Otherwise, a father can request a shared care and control order. Under such an order, both parents receive an equal amount of time with the child. The father should prove that he is the child’s main caregiver prior to the divorce. If it best serves the child’s welfare, then a shared care and control order will be granted by the court.

It’s unlikely that the court will grant a shared care and control order if it involves a child who goes to school, because of the inconvenience caused by travelling regularly between two homes. In addition, the courts will not grant this order if the relationship between the parents is acrimonious or if they have very different parenting styles.

Types of Access

Normally, access orders are not monitored. A parent will spend time with their child without supervision.

Supervised orders

There are several reasons why supervised orders are granted; often, it is to protect the child from potential physical or emotional abuse, or in order to assess the relationship between the child and the parent who was not granted custody.

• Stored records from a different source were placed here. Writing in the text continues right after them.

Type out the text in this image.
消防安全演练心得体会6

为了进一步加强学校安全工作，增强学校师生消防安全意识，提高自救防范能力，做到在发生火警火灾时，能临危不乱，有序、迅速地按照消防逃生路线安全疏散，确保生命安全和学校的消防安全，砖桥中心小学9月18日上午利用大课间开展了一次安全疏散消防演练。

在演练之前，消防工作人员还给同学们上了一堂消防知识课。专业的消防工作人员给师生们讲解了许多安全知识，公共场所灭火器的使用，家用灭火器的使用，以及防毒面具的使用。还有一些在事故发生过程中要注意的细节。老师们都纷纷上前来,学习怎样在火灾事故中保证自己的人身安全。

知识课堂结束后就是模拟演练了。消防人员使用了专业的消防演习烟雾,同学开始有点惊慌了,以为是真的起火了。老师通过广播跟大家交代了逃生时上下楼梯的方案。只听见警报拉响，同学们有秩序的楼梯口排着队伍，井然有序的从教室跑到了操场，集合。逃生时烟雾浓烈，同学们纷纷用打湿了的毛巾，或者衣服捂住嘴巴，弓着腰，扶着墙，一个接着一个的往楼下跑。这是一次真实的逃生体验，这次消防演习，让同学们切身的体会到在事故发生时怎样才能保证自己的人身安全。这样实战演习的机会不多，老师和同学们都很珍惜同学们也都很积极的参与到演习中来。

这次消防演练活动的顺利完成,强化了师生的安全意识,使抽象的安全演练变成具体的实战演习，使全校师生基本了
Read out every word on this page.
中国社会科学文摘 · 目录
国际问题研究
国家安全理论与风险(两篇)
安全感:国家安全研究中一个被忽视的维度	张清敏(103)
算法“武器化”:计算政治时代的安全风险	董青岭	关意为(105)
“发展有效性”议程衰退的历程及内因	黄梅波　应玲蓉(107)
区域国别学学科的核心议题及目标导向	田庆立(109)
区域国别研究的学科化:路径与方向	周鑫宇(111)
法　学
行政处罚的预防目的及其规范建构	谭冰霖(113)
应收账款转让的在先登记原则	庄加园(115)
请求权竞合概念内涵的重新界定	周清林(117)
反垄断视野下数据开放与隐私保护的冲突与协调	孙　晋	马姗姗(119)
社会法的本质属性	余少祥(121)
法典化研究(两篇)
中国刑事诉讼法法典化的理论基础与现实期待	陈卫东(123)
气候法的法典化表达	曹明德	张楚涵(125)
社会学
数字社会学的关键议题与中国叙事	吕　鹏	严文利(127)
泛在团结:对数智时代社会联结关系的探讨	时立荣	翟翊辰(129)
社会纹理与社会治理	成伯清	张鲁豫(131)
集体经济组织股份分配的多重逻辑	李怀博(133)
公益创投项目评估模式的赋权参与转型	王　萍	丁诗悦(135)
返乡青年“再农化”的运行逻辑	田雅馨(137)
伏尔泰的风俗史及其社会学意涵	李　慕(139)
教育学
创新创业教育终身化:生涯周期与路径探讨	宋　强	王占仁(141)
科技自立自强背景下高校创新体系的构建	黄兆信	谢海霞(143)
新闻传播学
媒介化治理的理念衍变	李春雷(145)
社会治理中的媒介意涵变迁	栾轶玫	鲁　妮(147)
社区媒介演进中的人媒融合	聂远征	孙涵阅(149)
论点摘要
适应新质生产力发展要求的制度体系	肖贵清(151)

Deciding on the type of access

Access Evaluation Reports

In order to decide on the type of access order to award, a court may request an Access Evaluation report, particularly where both parents disagree over the access times.

An Access Evaluation Report will assist the court in settling disagreements over child access – for example, how long the access should last and whether a supervised order may be needed, and so forth. These reports are also for the judge’s eyes only.

Quantum of access

Parents will be encouraged to reach agreement about the day, place and time of the access. This will quicken the divorce proceedings, and minimise the emotional damage to both the parents and child.

In deciding the quantum of access, the court will consider the following non-exhaustive factors:

  • The needs of the child
  • The wishes of the child
  • The previous interactions of the non-custodial parent and the child
  • The relationship history between the non-custodial parent and the child

Ultimately, in deciding the quantum of access to award, the court will consider the best interests and welfare of the child. The types of access periods are weekday access, weekend access, and access during school holidays or public holidays.

Following the award of the access order, some parents then have the problem of being denied access to their child. Unfortunately, this problem is not sufficiently addressed by the present Singapore law. Someone encountering this problem should seek professional help from a lawyer.